Ma poi arriva la raffica di domande. A partire da quelle sulle cassette di sicurezza visitate proprio nel giorno dell’arresto di Viscione che lo accusa di aver preso mazzette in contanti. Perché? «Una coincidenza», risponde l’ex ufficiale della Guardia di Finanza, scatenando le ironie dell’opposizione. Che arrivano al culmine quando, per giustificare i cinquantuno mila euro di lavori di ristrutturazione non pagati, secondo i pm una tangente travestita, Milanese spiega che «era la ditta di Proietti che non li voleva. Aspettavano di arrivare all’importo complessivo dei lavori di 197 mila euro». Eccolo uno degli argomenti più scivolosi per Tremonti, la casa di via dei Prefetti, presa in affitto da Milanese a 8 mila euro al mese dal Pio Albergo Trivulzio e subaffittata al ministro dell’Economia: «Quell’appartamento l’avevo affittato molto tempo fa e siccome spesso non lo utilizzavo, ne avevo dato la disponibilità  al ministro che mi pagava 1000 euro la settimana in contanti», ribadisce Milanese. «Ma con Tremonti ci diamo ancora del lei», precisa, tentando di fugare ogni sospetto di contiguità . E aggiunge che lo aveva preso in affitto con la speranza che l’ente avrebbe venduto presto l’immobile a prezzi vantaggiosi, ma ora, venuti a mancare i 4 mila euro mensili (in nero) di Tremonti, il prezzo risulta per lui «troppo esoso» e potrebbe costringerlo presto, in assenza di uno «sconto», a traslocare.

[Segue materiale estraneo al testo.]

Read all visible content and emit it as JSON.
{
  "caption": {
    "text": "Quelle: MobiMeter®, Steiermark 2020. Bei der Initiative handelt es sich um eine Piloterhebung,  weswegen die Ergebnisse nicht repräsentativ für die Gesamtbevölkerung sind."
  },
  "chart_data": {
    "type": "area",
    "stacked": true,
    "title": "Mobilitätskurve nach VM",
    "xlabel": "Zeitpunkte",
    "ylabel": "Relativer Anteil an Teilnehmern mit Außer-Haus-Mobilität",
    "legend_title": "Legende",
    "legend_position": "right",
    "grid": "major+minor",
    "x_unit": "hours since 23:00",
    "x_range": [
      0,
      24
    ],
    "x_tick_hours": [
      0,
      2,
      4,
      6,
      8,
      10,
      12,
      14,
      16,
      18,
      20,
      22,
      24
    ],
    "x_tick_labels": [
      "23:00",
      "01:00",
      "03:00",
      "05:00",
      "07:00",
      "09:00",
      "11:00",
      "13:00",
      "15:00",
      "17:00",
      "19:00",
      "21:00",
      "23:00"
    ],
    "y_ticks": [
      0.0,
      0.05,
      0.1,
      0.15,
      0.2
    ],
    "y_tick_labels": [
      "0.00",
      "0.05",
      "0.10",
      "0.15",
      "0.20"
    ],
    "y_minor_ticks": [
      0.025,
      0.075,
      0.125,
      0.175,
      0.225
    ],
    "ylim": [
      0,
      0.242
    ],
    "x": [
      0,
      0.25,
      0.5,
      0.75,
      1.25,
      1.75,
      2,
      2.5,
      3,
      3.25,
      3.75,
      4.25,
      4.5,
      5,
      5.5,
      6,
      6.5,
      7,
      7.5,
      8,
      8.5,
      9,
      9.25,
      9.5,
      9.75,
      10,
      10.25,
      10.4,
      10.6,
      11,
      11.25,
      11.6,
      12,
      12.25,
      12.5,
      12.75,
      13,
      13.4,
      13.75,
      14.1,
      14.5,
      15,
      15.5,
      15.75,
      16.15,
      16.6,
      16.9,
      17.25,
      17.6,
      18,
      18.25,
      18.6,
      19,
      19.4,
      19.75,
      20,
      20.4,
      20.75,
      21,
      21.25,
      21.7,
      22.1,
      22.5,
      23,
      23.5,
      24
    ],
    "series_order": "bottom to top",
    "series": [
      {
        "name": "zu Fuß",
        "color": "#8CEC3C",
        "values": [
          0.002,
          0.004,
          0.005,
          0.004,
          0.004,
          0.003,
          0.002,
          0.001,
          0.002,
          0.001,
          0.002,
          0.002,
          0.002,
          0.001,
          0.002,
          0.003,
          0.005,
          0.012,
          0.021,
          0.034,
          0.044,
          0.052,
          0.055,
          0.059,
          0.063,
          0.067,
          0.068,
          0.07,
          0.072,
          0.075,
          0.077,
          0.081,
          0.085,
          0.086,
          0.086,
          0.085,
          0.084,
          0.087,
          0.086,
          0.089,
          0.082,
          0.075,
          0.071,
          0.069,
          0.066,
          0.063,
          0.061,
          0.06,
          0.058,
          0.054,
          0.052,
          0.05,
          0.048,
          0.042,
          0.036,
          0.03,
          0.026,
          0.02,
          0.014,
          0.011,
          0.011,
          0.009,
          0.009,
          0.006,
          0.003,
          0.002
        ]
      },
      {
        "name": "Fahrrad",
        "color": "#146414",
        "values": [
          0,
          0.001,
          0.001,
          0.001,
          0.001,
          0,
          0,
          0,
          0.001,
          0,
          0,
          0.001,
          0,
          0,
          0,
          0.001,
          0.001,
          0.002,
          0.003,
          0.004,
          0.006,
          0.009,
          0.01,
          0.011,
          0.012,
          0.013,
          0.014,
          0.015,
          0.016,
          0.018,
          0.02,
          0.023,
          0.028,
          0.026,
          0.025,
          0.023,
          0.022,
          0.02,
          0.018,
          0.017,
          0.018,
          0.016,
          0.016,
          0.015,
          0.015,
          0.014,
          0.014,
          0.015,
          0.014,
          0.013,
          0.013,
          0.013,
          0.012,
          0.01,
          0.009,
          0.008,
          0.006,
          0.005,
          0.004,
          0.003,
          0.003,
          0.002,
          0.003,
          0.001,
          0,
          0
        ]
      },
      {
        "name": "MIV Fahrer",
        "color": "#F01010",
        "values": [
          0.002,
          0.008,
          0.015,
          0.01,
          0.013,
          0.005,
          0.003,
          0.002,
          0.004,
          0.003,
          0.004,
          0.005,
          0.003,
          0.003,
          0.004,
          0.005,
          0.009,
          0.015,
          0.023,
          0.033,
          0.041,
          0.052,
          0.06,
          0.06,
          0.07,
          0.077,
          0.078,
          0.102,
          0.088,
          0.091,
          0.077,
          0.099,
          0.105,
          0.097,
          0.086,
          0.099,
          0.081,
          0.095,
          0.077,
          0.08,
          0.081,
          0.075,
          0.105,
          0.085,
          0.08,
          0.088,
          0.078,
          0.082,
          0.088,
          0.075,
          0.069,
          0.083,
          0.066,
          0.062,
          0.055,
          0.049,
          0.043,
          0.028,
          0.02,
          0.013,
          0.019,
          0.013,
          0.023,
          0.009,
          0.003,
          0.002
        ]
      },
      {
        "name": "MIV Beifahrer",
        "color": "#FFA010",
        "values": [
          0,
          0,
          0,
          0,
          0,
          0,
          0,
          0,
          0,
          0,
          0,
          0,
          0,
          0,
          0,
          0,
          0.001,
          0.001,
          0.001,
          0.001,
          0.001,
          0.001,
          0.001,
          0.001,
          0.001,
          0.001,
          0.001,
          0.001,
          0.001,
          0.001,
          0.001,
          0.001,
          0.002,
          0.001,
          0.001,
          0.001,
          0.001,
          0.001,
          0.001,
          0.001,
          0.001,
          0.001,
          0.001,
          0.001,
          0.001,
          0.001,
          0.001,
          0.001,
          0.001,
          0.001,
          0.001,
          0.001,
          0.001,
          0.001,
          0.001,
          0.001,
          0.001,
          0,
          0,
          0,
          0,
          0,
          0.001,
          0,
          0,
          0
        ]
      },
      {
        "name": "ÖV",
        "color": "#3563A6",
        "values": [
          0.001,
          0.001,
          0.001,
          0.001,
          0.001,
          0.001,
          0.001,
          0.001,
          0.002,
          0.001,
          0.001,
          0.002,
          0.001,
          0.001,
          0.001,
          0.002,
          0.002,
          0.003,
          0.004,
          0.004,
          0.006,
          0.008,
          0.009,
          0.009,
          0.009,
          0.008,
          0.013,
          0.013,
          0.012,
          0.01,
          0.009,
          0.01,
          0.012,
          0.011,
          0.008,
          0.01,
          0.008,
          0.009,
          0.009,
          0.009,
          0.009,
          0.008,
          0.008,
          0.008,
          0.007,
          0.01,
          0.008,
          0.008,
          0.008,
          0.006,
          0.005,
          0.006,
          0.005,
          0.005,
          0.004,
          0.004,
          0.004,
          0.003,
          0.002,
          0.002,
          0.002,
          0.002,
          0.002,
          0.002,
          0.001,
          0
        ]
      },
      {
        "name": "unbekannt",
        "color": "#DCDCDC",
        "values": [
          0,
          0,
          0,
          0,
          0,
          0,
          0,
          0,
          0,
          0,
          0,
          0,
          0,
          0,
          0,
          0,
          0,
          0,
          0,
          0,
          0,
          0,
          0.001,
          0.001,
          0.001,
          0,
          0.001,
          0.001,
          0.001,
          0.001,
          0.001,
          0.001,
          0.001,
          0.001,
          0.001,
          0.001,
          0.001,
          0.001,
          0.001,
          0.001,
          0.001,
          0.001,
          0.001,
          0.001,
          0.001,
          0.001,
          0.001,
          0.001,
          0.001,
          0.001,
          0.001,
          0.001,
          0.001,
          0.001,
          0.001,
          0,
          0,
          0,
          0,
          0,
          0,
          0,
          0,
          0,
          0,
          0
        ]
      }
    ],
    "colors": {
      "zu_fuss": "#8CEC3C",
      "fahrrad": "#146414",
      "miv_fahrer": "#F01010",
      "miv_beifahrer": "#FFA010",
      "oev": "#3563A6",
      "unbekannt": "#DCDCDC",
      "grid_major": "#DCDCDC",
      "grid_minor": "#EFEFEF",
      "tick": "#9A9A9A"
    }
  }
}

Ci prova Milanese a marcare la differenza dal deputato pdl Alfonso Papa, da luglio scorso a Poggioreale. Il pressing sui colleghi della Lega lo fa appena finita l’audizione. Ma non dice affatto di essere «pronto al carcere», come faceva Papa. Non gli ha portato bene. E Milanese non sfida la sorte: «Sono disposto ad accettare il processo anche subito, ma non l’arresto perché non ci sono i presupposti».